El inicio de 2026 encontró a varias monedas de América Latina mostrando una apreciación significativa frente al dólar, en un contexto internacional marcado por la pérdida de valor de la divisa estadounidense. Entre las que exhiben mejor desempeño se destacan el real brasileño, el peso chileno, el peso mexicano y el peso colombiano, que lograron capitalizar un escenario global más favorable para los mercados emergentes.

El trasfondo de este movimiento está vinculado a la caída del índice DXY, que mide al dólar frente a una canasta de monedas, y que acumula un retroceso de dos dígitos en lo que va del año. A este fenómeno se suma un clima financiero con mayor tolerancia al riesgo y la reactivación de operaciones de carry trade, alentadas por diferenciales de tasas aún elevados en varias economías de la región.

Analistas del mercado señalan que no se trata de una reacción uniforme, sino de una apreciación selectiva. Países con mercados profundos, marcos monetarios creíbles y exposición directa a materias primas aparecen mejor posicionados para atraer flujos de capital. En este marco, informes y análisis difundidos por medios especializados como Bloomberg Línea subrayan que el contexto internacional viene reforzando tendencias que ya se observaban desde 2025.

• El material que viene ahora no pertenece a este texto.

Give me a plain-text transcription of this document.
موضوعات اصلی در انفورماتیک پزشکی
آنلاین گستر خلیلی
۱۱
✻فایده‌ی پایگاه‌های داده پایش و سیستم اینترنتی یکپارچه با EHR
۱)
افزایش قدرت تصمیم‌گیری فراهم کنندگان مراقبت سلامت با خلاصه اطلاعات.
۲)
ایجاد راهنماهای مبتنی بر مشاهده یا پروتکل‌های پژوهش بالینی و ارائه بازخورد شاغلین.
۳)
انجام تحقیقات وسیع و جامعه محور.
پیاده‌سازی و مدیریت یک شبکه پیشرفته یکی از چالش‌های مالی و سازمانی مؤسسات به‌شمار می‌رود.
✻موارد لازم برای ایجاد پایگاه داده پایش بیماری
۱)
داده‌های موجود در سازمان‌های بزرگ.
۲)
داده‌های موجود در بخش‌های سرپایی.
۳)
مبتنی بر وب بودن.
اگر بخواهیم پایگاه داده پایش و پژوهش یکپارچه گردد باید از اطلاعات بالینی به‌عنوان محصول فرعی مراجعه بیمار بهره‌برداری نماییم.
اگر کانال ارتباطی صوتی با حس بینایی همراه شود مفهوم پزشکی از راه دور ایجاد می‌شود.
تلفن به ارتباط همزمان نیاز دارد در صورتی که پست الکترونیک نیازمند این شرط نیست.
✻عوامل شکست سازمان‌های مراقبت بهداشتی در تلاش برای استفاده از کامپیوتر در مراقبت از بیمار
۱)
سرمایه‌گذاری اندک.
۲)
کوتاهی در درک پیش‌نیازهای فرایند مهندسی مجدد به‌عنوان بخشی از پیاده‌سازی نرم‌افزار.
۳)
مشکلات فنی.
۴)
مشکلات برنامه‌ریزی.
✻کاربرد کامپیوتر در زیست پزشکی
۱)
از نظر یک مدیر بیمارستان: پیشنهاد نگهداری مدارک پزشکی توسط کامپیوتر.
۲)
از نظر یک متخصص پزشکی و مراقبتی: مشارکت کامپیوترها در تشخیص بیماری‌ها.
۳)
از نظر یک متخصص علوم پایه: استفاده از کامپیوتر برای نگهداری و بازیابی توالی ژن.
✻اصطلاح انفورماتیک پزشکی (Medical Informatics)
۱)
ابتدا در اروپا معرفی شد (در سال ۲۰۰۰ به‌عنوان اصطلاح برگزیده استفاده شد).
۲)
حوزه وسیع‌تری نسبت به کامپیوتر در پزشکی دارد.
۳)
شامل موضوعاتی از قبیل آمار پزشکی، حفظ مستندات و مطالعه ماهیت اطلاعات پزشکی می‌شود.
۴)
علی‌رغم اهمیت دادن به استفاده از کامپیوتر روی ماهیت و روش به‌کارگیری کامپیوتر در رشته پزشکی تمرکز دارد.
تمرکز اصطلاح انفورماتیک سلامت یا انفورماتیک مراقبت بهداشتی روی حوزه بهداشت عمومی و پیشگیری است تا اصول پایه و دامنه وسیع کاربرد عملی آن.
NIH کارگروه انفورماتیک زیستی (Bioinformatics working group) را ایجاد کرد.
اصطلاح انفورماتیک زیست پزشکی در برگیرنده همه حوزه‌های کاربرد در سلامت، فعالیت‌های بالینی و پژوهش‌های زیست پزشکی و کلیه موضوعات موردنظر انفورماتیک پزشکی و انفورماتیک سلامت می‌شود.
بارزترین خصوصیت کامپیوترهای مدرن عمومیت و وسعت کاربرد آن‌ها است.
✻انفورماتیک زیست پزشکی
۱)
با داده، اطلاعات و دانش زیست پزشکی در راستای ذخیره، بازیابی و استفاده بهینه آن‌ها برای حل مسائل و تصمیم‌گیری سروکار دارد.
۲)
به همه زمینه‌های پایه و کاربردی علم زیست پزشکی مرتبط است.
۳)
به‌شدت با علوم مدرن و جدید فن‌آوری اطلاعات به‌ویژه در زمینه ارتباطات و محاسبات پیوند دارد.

Brasil, por ejemplo, se beneficia de tasas de interés reales entre las más altas del mundo, lo que vuelve atractivo al real para inversores internacionales, aunque el escenario fiscal y electoral introduce posibles focos de volatilidad. México combina liquidez, rendimientos y una narrativa estructural ligada al nearshoring, que sostiene el interés del capital institucional. En el caso de Chile, el repunte del peso está estrechamente asociado a las expectativas sobre el cobre y la demanda china, mientras que Colombia suma a su vínculo con los commodities flujos puntuales y expectativas ligadas a movimientos de fondos previsionales.

Más allá del corto plazo, algunos especialistas consideran que la debilidad del dólar podría no ser transitoria. La combinación de una política monetaria global más laxa, tensiones geopolíticas persistentes y un renovado interés por activos reales abre la posibilidad de un ciclo prolongado favorable para los emergentes, con América Latina entre los principales beneficiarios.

Sin embargo, también advierten que este proceso no estará exento de correcciones. La evolución de las tasas en Estados Unidos, la estabilidad fiscal y política a nivel local, y el comportamiento de los precios de las materias primas serán determinantes para definir si la apreciación de las monedas regionales logra consolidarse o si enfrenta episodios recurrentes de volatilidad a lo largo del año.